Pluribus, like other superhuman AI games players, learned to play poker solely by playing against itself over eight days and 12,400 CPU core hours. It begins by playing randomly. It observes what works and what doesn’t. And it alters its approach along the way, using an algorithm that aims it toward Nash’s eponymous equilibria. This process created its plan of attack for the entire game, called its “blueprint strategy,” which was computed offline before the competition for what the authors estimate would be just $144 in current cloud computing costs. During its competitive games, Pluribus searches in real time for improvements to its coarse blueprint.
The finished program, which ran on just a couple of Intel CPUs, was pitted against top human players — each of whom had won at least $1 million playing as a professional — in two experiments over thousands of hands: one with one copy of Pluribus and five humans and another with one human and five copies of Pluribus. The humans were paid per hand and further incentivized to play their best with cash put up by Facebook. Pluribus was determined to be profitable in both experiments and at levels of statistical significance worthy of being published in Science.
“I think that this was the final milestone in poker,” Brown told me. “I think poker has served its purpose as a benchmark and a challenge problem for AI.”

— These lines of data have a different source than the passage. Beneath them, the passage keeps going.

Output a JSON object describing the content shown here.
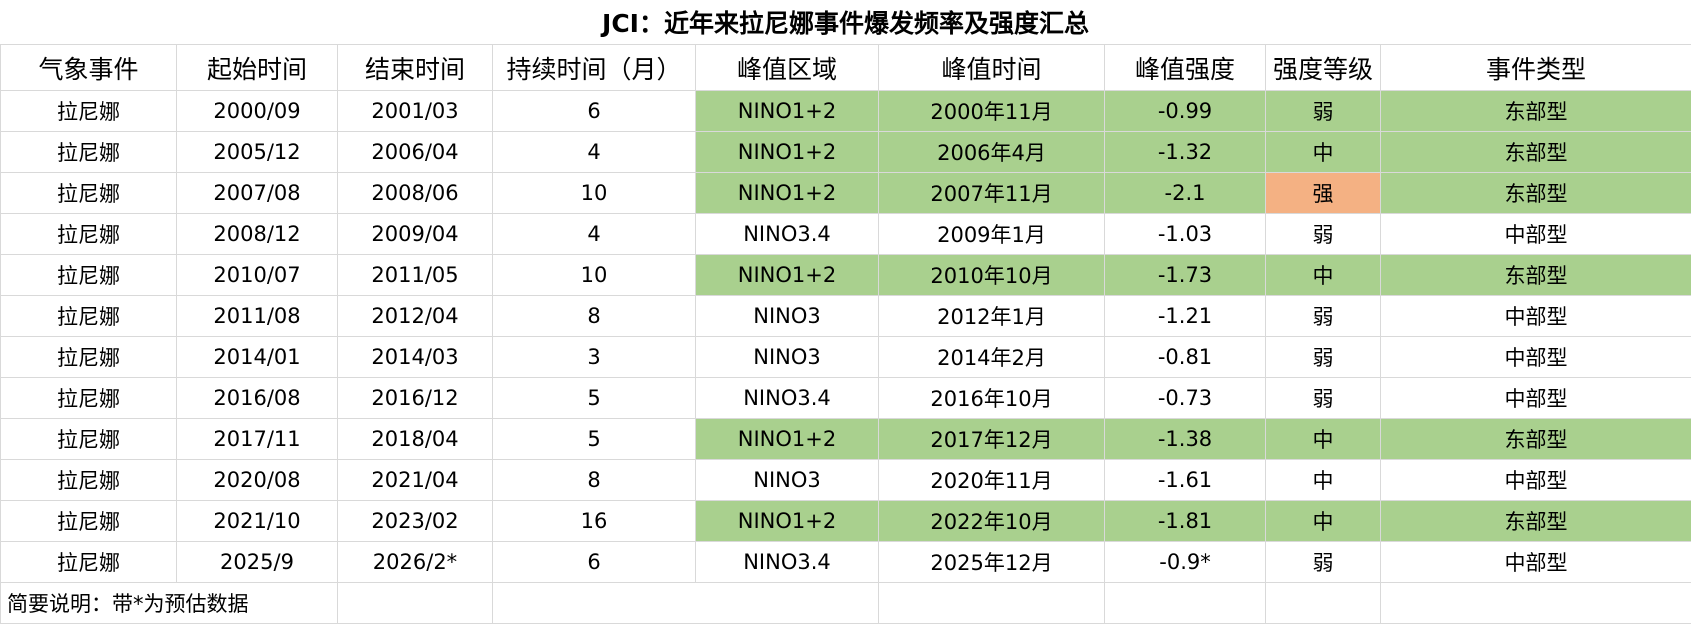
{
  "title": "JCI：近年来拉尼娜事件爆发频率及强度汇总",
  "headers": [
    "气象事件",
    "起始时间",
    "结束时间",
    "持续时间（月）",
    "峰值区域",
    "峰值时间",
    "峰值强度",
    "强度等级",
    "事件类型"
  ],
  "rows": [
    {
      "cells": [
        "拉尼娜",
        "2000/09",
        "2001/03",
        "6",
        "NINO1+2",
        "2000年11月",
        "-0.99",
        "弱",
        "东部型"
      ],
      "hl": "green",
      "strong": false
    },
    {
      "cells": [
        "拉尼娜",
        "2005/12",
        "2006/04",
        "4",
        "NINO1+2",
        "2006年4月",
        "-1.32",
        "中",
        "东部型"
      ],
      "hl": "green",
      "strong": false
    },
    {
      "cells": [
        "拉尼娜",
        "2007/08",
        "2008/06",
        "10",
        "NINO1+2",
        "2007年11月",
        "-2.1",
        "强",
        "东部型"
      ],
      "hl": "green",
      "strong": true
    },
    {
      "cells": [
        "拉尼娜",
        "2008/12",
        "2009/04",
        "4",
        "NINO3.4",
        "2009年1月",
        "-1.03",
        "弱",
        "中部型"
      ],
      "hl": "none",
      "strong": false
    },
    {
      "cells": [
        "拉尼娜",
        "2010/07",
        "2011/05",
        "10",
        "NINO1+2",
        "2010年10月",
        "-1.73",
        "中",
        "东部型"
      ],
      "hl": "green",
      "strong": false
    },
    {
      "cells": [
        "拉尼娜",
        "2011/08",
        "2012/04",
        "8",
        "NINO3",
        "2012年1月",
        "-1.21",
        "弱",
        "中部型"
      ],
      "hl": "none",
      "strong": false
    },
    {
      "cells": [
        "拉尼娜",
        "2014/01",
        "2014/03",
        "3",
        "NINO3",
        "2014年2月",
        "-0.81",
        "弱",
        "中部型"
      ],
      "hl": "none",
      "strong": false
    },
    {
      "cells": [
        "拉尼娜",
        "2016/08",
        "2016/12",
        "5",
        "NINO3.4",
        "2016年10月",
        "-0.73",
        "弱",
        "中部型"
      ],
      "hl": "none",
      "strong": false
    },
    {
      "cells": [
        "拉尼娜",
        "2017/11",
        "2018/04",
        "5",
        "NINO1+2",
        "2017年12月",
        "-1.38",
        "中",
        "东部型"
      ],
      "hl": "green",
      "strong": false
    },
    {
      "cells": [
        "拉尼娜",
        "2020/08",
        "2021/04",
        "8",
        "NINO3",
        "2020年11月",
        "-1.61",
        "中",
        "中部型"
      ],
      "hl": "none",
      "strong": false
    },
    {
      "cells": [
        "拉尼娜",
        "2021/10",
        "2023/02",
        "16",
        "NINO1+2",
        "2022年10月",
        "-1.81",
        "中",
        "东部型"
      ],
      "hl": "green",
      "strong": false
    },
    {
      "cells": [
        "拉尼娜",
        "2025/9",
        "2026/2*",
        "6",
        "NINO3.4",
        "2025年12月",
        "-0.9*",
        "弱",
        "中部型"
      ],
      "hl": "none",
      "strong": false
    }
  ],
  "note": "简要说明：带*为预估数据",
  "colors": {
    "highlight_green": "#a9d08e",
    "highlight_orange": "#f4b183",
    "grid_line": "#d9d9d9"
  }
}
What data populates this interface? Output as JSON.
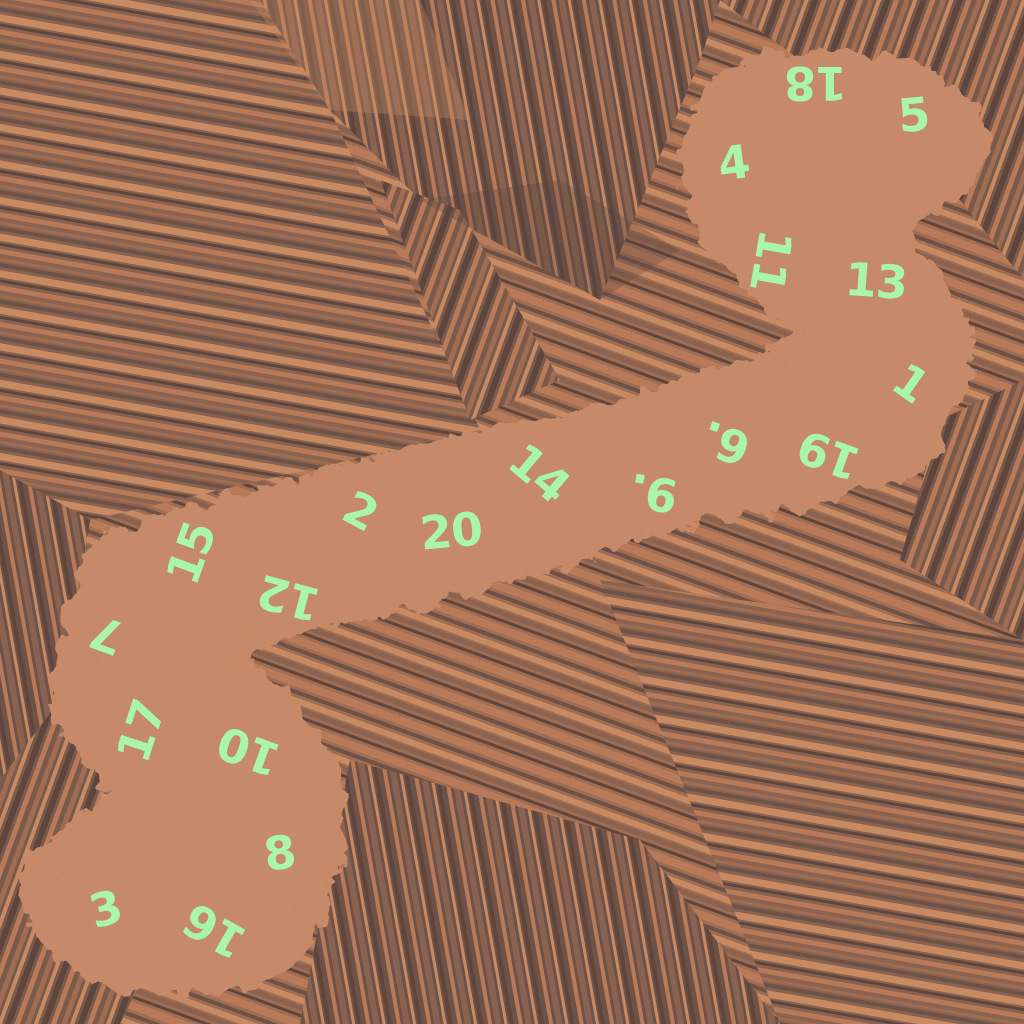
{
  "puzzle": {
    "numbers": [
      "18",
      "5",
      "4",
      "11",
      "13",
      "1",
      "6.",
      "19",
      "9.",
      "14",
      "2",
      "20",
      "15",
      "12",
      "7",
      "17",
      "10",
      "8",
      "3",
      "16"
    ],
    "number_color": "#a9f5a9",
    "path_color": "#c98a68",
    "background_colors": [
      "#b87a58",
      "#8a6350",
      "#6e5248",
      "#a06c52",
      "#c78a63",
      "#5e463f"
    ]
  }
}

“I probably have more experience battling against best-in-class poker AI systems than any other poker professional in the world,” said Jason Les, one of Pluribus’s opponents. “I know all the spots to look for weaknesses, all the tricks to try to take advantage of a computer’s shortcomings. In this competition, the AI played a sound, game-theory optimal strategy that you really only see from top human professionals and, despite my best efforts, I was not successful in finding a way to exploit it. I would not want to play in a game of poker where this AI poker bot was at the table.”
Sandholm and Brown told me they expect Pluribus’s technology to have even broader applications than the bots that came before. They think of Pluribus as the first multiplayer, as in more than two, AI gaming milestone, and that it could impact a laundry list of multiplayer “games” in the real world: auction bidding, multi-party negotiation, online retailer pricing, presidential candidate advertising, cybersecurity and even self-driving cars.
In that cavernous room in the desert at the World Series of Poker in Vegas, the humans weren’t thinking about political ads or self-driving cars, but many of them were thinking about game theory. Increasingly, the game’s best pros are taking their cues from the academic AI literature, commercially available programs such as PokerSnowie and PioSOLVER and even those with doctorates in computer science whom they hire as consultants to hone their games. As a result, the quality of human poker play has never been higher, and Pluribus may raise it further still.
But I’ve spoken with both pros and scientists who think poker AIs might kill the very game they are trying to conquer. Indeed, one might have already killed heads-up limit. On the one hand, these skeptics argue, modern elite poker can feel sterile, with young pros making the best plays from behind sunglasses and beneath headphones, the game lacking the engaging human characters it needs to put on a good show and attract a new generation. On the other hand, poker is like a pyramid scheme: It needs a wide range of skill levels to support the pros playing for big bucks at the top. As humans learn quickly from the bots, everybody becomes good, the skill levels flatten, the pyramid collapses downward, and the game dies.
“Unfortunately, there may be some merit to that,” Sandholm said. “That would be very sad. I’ve come to love this game.”